I'm a writer and speaker... sharing my story of overcoming incredible odds and returning to running after suffering horrific injuries in an accident. I've found that many veterans identify with my story, because I share about the emotional trauma that followed my physical injuries and how I overcome both to return to living life fully alive. At first, I wondered if I'd be able to connect with veterans, but living with physical and emotional pain is a similar experience for most, no matter where the source of pain comes from.

So when they share their stories with me, my heart breaks for all they've been through and continue to live with. Like you, I respect veterans and have found that connecting with them has actually strengthen my conviction to live a life of peace... so that others don't have to deal with physical and emotional pain that could have been avoided.
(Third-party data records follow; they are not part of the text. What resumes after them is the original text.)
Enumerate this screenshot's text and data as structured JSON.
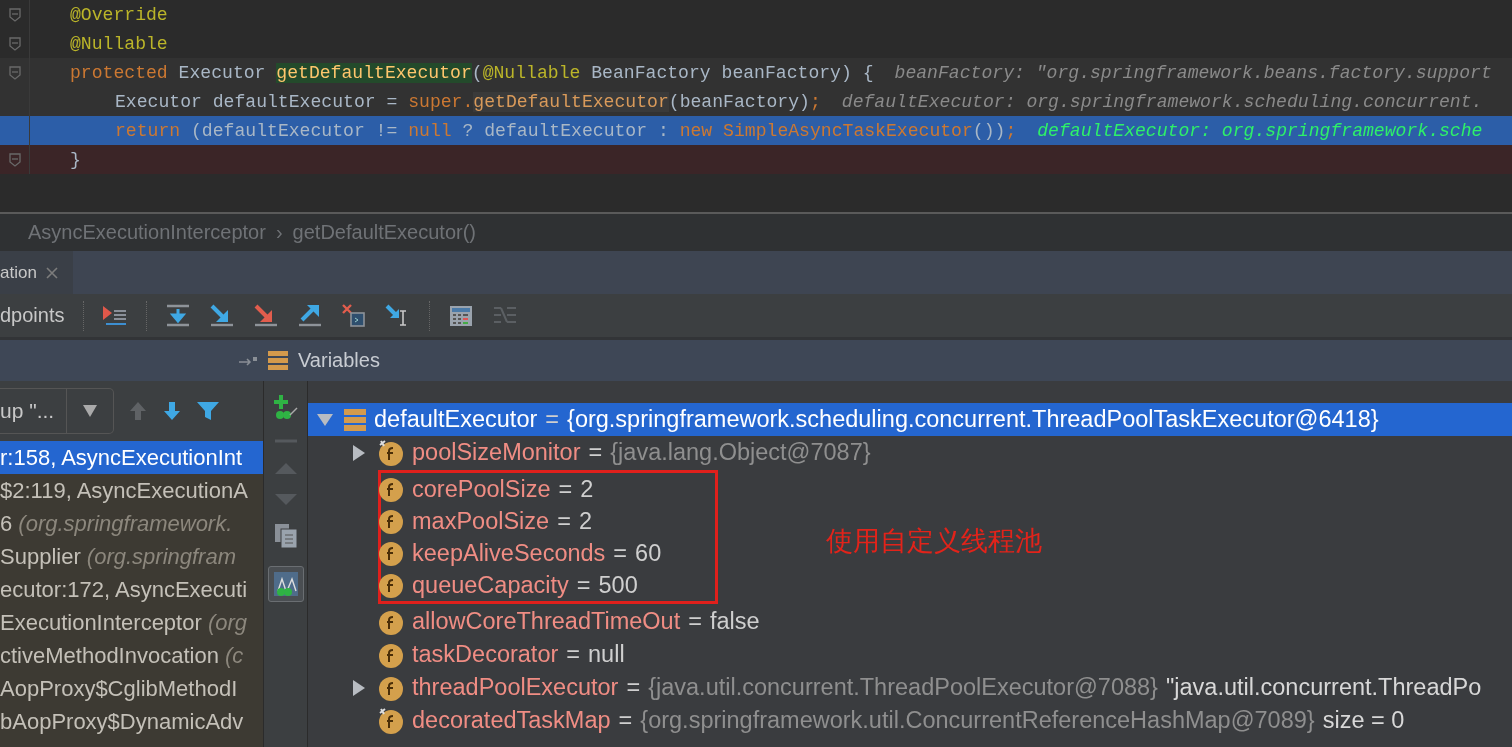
{
  "editor": {
    "lines": [
      {
        "kind": "plain",
        "fold": true,
        "tokens": [
          {
            "t": "@Override",
            "kind": "annotation"
          }
        ]
      },
      {
        "kind": "plain",
        "fold": true,
        "tokens": [
          {
            "t": "@Nullable",
            "kind": "annotation"
          }
        ]
      },
      {
        "kind": "current",
        "fold": true,
        "tokens": [
          {
            "t": "protected",
            "kind": "keyword"
          },
          {
            "t": " Executor ",
            "kind": "plain"
          },
          {
            "t": "getDefaultExecutor",
            "kind": "declaration"
          },
          {
            "t": "(",
            "kind": "plain"
          },
          {
            "t": "@Nullable",
            "kind": "annotation"
          },
          {
            "t": " BeanFactory beanFactory) {",
            "kind": "plain"
          }
        ],
        "hint": "beanFactory: \"org.springframework.beans.factory.support",
        "children": [
          {
            "kind": "current",
            "fold": false,
            "tokens": [
              {
                "t": "Executor defaultExecutor = ",
                "kind": "plain"
              },
              {
                "t": "super.",
                "kind": "keyword"
              },
              {
                "t": "getDefaultExecutor",
                "kind": "call"
              },
              {
                "t": "(beanFactory)",
                "kind": "plain"
              },
              {
                "t": ";",
                "kind": "keyword"
              }
            ],
            "hint": "defaultExecutor: org.springframework.scheduling.concurrent."
          },
          {
            "kind": "execution",
            "fold": false,
            "tokens": [
              {
                "t": "return",
                "kind": "keyword"
              },
              {
                "t": " (defaultExecutor != ",
                "kind": "plain"
              },
              {
                "t": "null",
                "kind": "keyword"
              },
              {
                "t": " ? defaultExecutor : ",
                "kind": "plain"
              },
              {
                "t": "new",
                "kind": "keyword"
              },
              {
                "t": " SimpleAsyncTaskExecutor",
                "kind": "keyword"
              },
              {
                "t": "())",
                "kind": "plain"
              },
              {
                "t": ";",
                "kind": "keyword"
              }
            ],
            "hint": "defaultExecutor: org.springframework.sche"
          }
        ]
      },
      {
        "kind": "breakpoint",
        "fold": true,
        "tokens": [
          {
            "t": "}",
            "kind": "plain"
          }
        ]
      }
    ]
  },
  "breadcrumb": {
    "items": [
      "AsyncExecutionInterceptor",
      "getDefaultExecutor()"
    ],
    "separator": "›"
  },
  "tabs": [
    {
      "label": "ation",
      "selected": true
    }
  ],
  "toolbar": {
    "label": "dpoints"
  },
  "variables_header": {
    "title": "Variables"
  },
  "frames": {
    "thread_selector": "up \"...",
    "items": [
      {
        "text": "r:158, AsyncExecutionInt",
        "selected": true
      },
      {
        "text": "$2:119, AsyncExecutionA",
        "selected": false
      },
      {
        "text": "6 ",
        "detail": "(org.springframework.",
        "selected": false
      },
      {
        "text": "Supplier ",
        "detail": "(org.springfram",
        "selected": false
      },
      {
        "text": "ecutor:172, AsyncExecuti",
        "selected": false
      },
      {
        "text": "ExecutionInterceptor ",
        "detail": "(org",
        "selected": false
      },
      {
        "text": "ctiveMethodInvocation ",
        "detail": "(c",
        "selected": false
      },
      {
        "text": "AopProxy$CglibMethodI",
        "selected": false
      },
      {
        "text": "bAopProxy$DynamicAdv",
        "selected": false
      }
    ]
  },
  "variables": [
    {
      "name": "defaultExecutor",
      "separator": "=",
      "value": "{org.springframework.scheduling.concurrent.ThreadPoolTaskExecutor@6418}",
      "kind": "object",
      "expandable": true,
      "expanded": true,
      "selected": true,
      "children": [
        {
          "name": "poolSizeMonitor",
          "separator": "=",
          "value": "{java.lang.Object@7087}",
          "value_is_ref": true,
          "kind": "field",
          "expandable": true,
          "expanded": false,
          "selected": false,
          "final": true,
          "highlighted": false
        },
        {
          "name": "corePoolSize",
          "separator": "=",
          "value": "2",
          "value_is_ref": false,
          "kind": "field",
          "expandable": false,
          "selected": false,
          "final": false,
          "highlighted": true
        },
        {
          "name": "maxPoolSize",
          "separator": "=",
          "value": "2",
          "value_is_ref": false,
          "kind": "field",
          "expandable": false,
          "selected": false,
          "final": false,
          "highlighted": true
        },
        {
          "name": "keepAliveSeconds",
          "separator": "=",
          "value": "60",
          "value_is_ref": false,
          "kind": "field",
          "expandable": false,
          "selected": false,
          "final": false,
          "highlighted": true
        },
        {
          "name": "queueCapacity",
          "separator": "=",
          "value": "500",
          "value_is_ref": false,
          "kind": "field",
          "expandable": false,
          "selected": false,
          "final": false,
          "highlighted": true
        },
        {
          "name": "allowCoreThreadTimeOut",
          "separator": "=",
          "value": "false",
          "value_is_ref": false,
          "kind": "field",
          "expandable": false,
          "selected": false,
          "final": false,
          "highlighted": false
        },
        {
          "name": "taskDecorator",
          "separator": "=",
          "value": "null",
          "value_is_ref": false,
          "kind": "field",
          "expandable": false,
          "selected": false,
          "final": false,
          "highlighted": false
        },
        {
          "name": "threadPoolExecutor",
          "separator": "=",
          "value": "{java.util.concurrent.ThreadPoolExecutor@7088}",
          "value_is_ref": true,
          "note": "\"java.util.concurrent.ThreadPo",
          "kind": "field",
          "expandable": true,
          "expanded": false,
          "selected": false,
          "final": false,
          "highlighted": false
        },
        {
          "name": "decoratedTaskMap",
          "separator": "=",
          "value": "{org.springframework.util.ConcurrentReferenceHashMap@7089}",
          "value_is_ref": true,
          "note": "size = 0",
          "kind": "field",
          "expandable": false,
          "selected": false,
          "final": true,
          "highlighted": false
        }
      ]
    }
  ],
  "annotation": {
    "text": "使用自定义线程池"
  }
}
Thanks for sharing your story. You should submit it to the onBeing blog.



Thanks Bruce for a thoughtful reflection.  It affirms your way of approaching a peace mindful way.

From one Ohio Mennonite to another, I thank you, Bruce. May many more of us raise our voices. I encourage you to watch the film _Every War Has Two Losers_ and to seek out WWII Civilian Public Servicemenin living in your area. Their stories of are amazing!

Really appreciated the thoughts you shared,Bruce. Thank you for your many words of wisdom you share with your fellow man in various columns . God bless you with health and spiritual wealth in 2012!

Thanks, Frieda.


Bruce- Thanks for your comments. Back in October, 1969 as the first major moratorium against the Vietnam War was organizing, I called my father, a WWII Marine Corps vet to tell him about my plans to march. We had a long and agonizing conversation. I was determined to march to demonstrate my beliefs against the war. My father was adamant that I not march, especially anywhere near the Arlington Cemetery where a number of his friends were interred. We went back and forth, and towards the end of our conversation my father began to cry. It was the first and only time I ever experienced him cry. Out of my respect for him and his strong feelings about his fallen comrades, I relented and did not march. I did work against the war in my community and later I declared my status as a conscientious objector to my draft board. In 1972, when I brought my case to my draft board, my father joined me and testified before the board as to the sincerity of my beliefs. Five months later, at my wedding, my father spoke and in the course of his speech he quoted Shakespeare's "To thine own self be true." The following summer, in 1973, he died. 


Thanks so much for sharing your personal story, too. I had a similar encounter with my father after the Kent State shootings in 1970. I'm glad you and your father were able to share and accept each other's beliefs. I am sorry you lost him at such a young age.